We are using Gitlab free self-hosted 13.8.4-ee. During merge conflicts, we would like Git to save the state of unresolved conflicts in a merge as it is, so that we are able to continue resolving the conflicts at a later time.
We checked that in Gitlab UI's Merge tool, it is not possible. The 'Draft' option in 'Merge Requests' only makes the merge in a non-ready state, but we are unable to save resolved and unresolved conflicts, since git mergetool would resolve the unresolved conflicts with the version from BASE (common ancestor) rather than keep the local copy. We also checked that this is not possible in external merge tools like Beyond Compare or Meld. Even when checked in Github's free version, it is not allowing to save/close the merge until all conflict markers are removed.
Is there a way where we can save the current merge state in Git? In TFS, it is possible to save the current merge state as it is.
Please check the answer from previous question : Git merge for conflict cases replaces local copy with the common ancestor copy
CodePudding user response:
You can't.
More precisely, the way you save anything permanently (or even for just a day or so, or for transport purposes, etc.) in Git is by making commits. But when you're in the middle of a conflicted merge, you cannot make any new commits. You want to save stuff so that the merge can be continued elsewhere. So you're in a Catch-22 situation: you want to save the conflict, but to do that, you must first completely resolve the conflict, after which there's no conflict to save.
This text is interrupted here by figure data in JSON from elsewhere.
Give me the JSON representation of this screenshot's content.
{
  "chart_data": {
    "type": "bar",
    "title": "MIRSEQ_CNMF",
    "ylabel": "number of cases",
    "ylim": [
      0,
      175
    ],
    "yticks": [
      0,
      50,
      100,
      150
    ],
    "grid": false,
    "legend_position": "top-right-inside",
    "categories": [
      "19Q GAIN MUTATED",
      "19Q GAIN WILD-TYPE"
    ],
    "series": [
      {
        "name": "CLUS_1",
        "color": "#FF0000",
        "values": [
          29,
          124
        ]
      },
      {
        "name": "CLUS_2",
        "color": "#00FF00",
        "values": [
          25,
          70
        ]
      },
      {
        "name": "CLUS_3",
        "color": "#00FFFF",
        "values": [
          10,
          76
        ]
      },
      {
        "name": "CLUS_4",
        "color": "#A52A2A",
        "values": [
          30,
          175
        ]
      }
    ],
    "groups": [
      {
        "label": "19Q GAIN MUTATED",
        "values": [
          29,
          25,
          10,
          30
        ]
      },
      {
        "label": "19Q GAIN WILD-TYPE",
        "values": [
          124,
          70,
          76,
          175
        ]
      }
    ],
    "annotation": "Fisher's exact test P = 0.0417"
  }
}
Git does need a facility for this, and there are several possible approaches for adding one, but—as far as I know at least—nobody has made it all the way through adding one.
(It's not a matter of whether files have conflict markers in them, though ideally the "preserve partial but conflicted merge" would preserve and then restore these conflict markers too. The actual problem is that the index has nonzero staging numbers in it. These nonzero staging numbers are what prevents writing out a tree, and without the ability to write trees, there's no way to save the various files.)
CodePudding user response:
You're looking for git rerere
. Whether and how any web front-ends implement this I don't know, but from the command line it's very easy.
Here's the command-line version of getting into the situation you've described:
git checkout main
git merge feature # has conflicts
resolve resolve
oops, cannot continue because reasons
and the question is, how do you suspend the merge and go do other stuff without losing the resolutions you've already done?
The simplest way is to have already done git config rerere.enabled true
before the git merge
(by e.g. including it in your standard template's config). Then the way to save your merge state is just
git rerere
which will notice and remember any new conflicts or resolutions; you can then git merge --abort
. Since Git now remembers the resolutions you just recorded, when you rerun the merge, the same conflicts show up, git runs git rerere
for you, and that sees the conflicts and applies your recorded resolutions from its rr-cache to the your work tree. You're back right where you left off.
rerere.enabled
Activate recording of resolved conflicts, so that identical
conflict hunks can be resolved automatically, should they be
encountered again. By default, git-rerere(1) is enabled if there is
an rr-cache directory under the $GIT_DIR, e.g. if "rerere" was
previously used in the repository.
If you're already there, if you're merging and have some added resolutions and and hadn't turned rerere on yet, it's pretty easy to do it retroactively. For an inflight merge,
git config rerere.enabled true
git worktree add scratch @
git -C scratch merge feature
git worktree remove -f scratch
and now you can git rerere
to record the resolutions you've already made.